В 33 года Ганеман уже 10 лет практикует, женат, счастлив и имеет пятерых детей (а всего их будет десять). Как все

это отличает его от Парацельса!.. К его энциклопедическим знаниям прибавляется знание аптекарского дела и фармацевтики.

И, наконец, прекрасное знание химии, где он уже был автором ряда собственных оригинальных работ для промышленности

и судебного дела, позволяет ему сделать несколько блестящих переводов лучших химиков и врачей того времени.

Причем в своих переводах «он не ограничивается только механической передачей известных сочинений, но снабжает

их примечаниями, исправляет неточности и заблуждения, обнаруживая во многих случаях более ясный взгляд на вещи,

чем у автора» [6.3]. 

Вот отзыв о его переводе с французского Демаши, одного из первых химиков того времени, члена парижской и берлинской

академий. «Когда Демаши замечает, что ему неизвестно ни одно сочинение об обугливании торфа, Ганеман приводит

шесть таких сочинений. Демаши только упоминает об одной очень редкой итальянской книге, Ганеман сообщает о

ней подробности... Демаши только упоминает о «знаменитом немецком враче», а Ганеман уже знает его фамилию, сочинение

и даже то место, на которое сделана ссылка. Там, где Демаши касается какого-нибудь изобретения, Ганеман подробно

излагает историю последнего... Ганеман исправляет заблуждение Демаши относительно червления, равно как и

Струве о гравировании. Много советов дает каменщикам, гончарам... Ему в точности известно появление химической

продукции в других странах, ее приготовление. Так, он поправляет Демаши относительно квасцов в России, Швеции,

Германии, Италии. Подробно говорит о каменном угле и коксе в Англии и в окрестностях Саарбрюккена...» [6.12,13].

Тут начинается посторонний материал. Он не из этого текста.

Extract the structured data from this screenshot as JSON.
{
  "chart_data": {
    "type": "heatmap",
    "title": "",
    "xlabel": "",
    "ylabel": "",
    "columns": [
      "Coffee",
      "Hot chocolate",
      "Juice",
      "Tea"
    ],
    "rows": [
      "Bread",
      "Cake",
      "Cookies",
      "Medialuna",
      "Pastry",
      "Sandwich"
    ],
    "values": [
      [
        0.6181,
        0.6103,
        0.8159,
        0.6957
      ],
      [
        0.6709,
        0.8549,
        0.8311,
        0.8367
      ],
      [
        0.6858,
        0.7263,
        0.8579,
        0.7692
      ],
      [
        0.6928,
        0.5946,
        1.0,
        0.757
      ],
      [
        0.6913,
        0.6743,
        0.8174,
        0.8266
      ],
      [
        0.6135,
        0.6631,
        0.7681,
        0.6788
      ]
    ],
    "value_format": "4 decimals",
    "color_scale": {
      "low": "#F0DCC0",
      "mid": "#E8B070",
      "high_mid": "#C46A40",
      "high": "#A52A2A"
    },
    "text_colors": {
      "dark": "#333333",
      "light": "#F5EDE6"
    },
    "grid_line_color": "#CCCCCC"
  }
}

Однако основным для Ганемана по-прежнему остается врачебная практика. И вместе с тем, чем больше он практикует,

тем больше убеждается в ограниченности и откровенном убожестве медицины. Несмотря на то что вся флора Европы 

была уже полностью обследована, а химия заявила о себе в полный голос, свойства лекарственных растений попрежнему

никто не знал. Лекарства испытывали на животных, «примешивая их к выпущенной из жилы крови и затем

вновь впрыскивая в кровеносные сосуды животного». Как будет действовать такое лекарство на человека, никто не знал.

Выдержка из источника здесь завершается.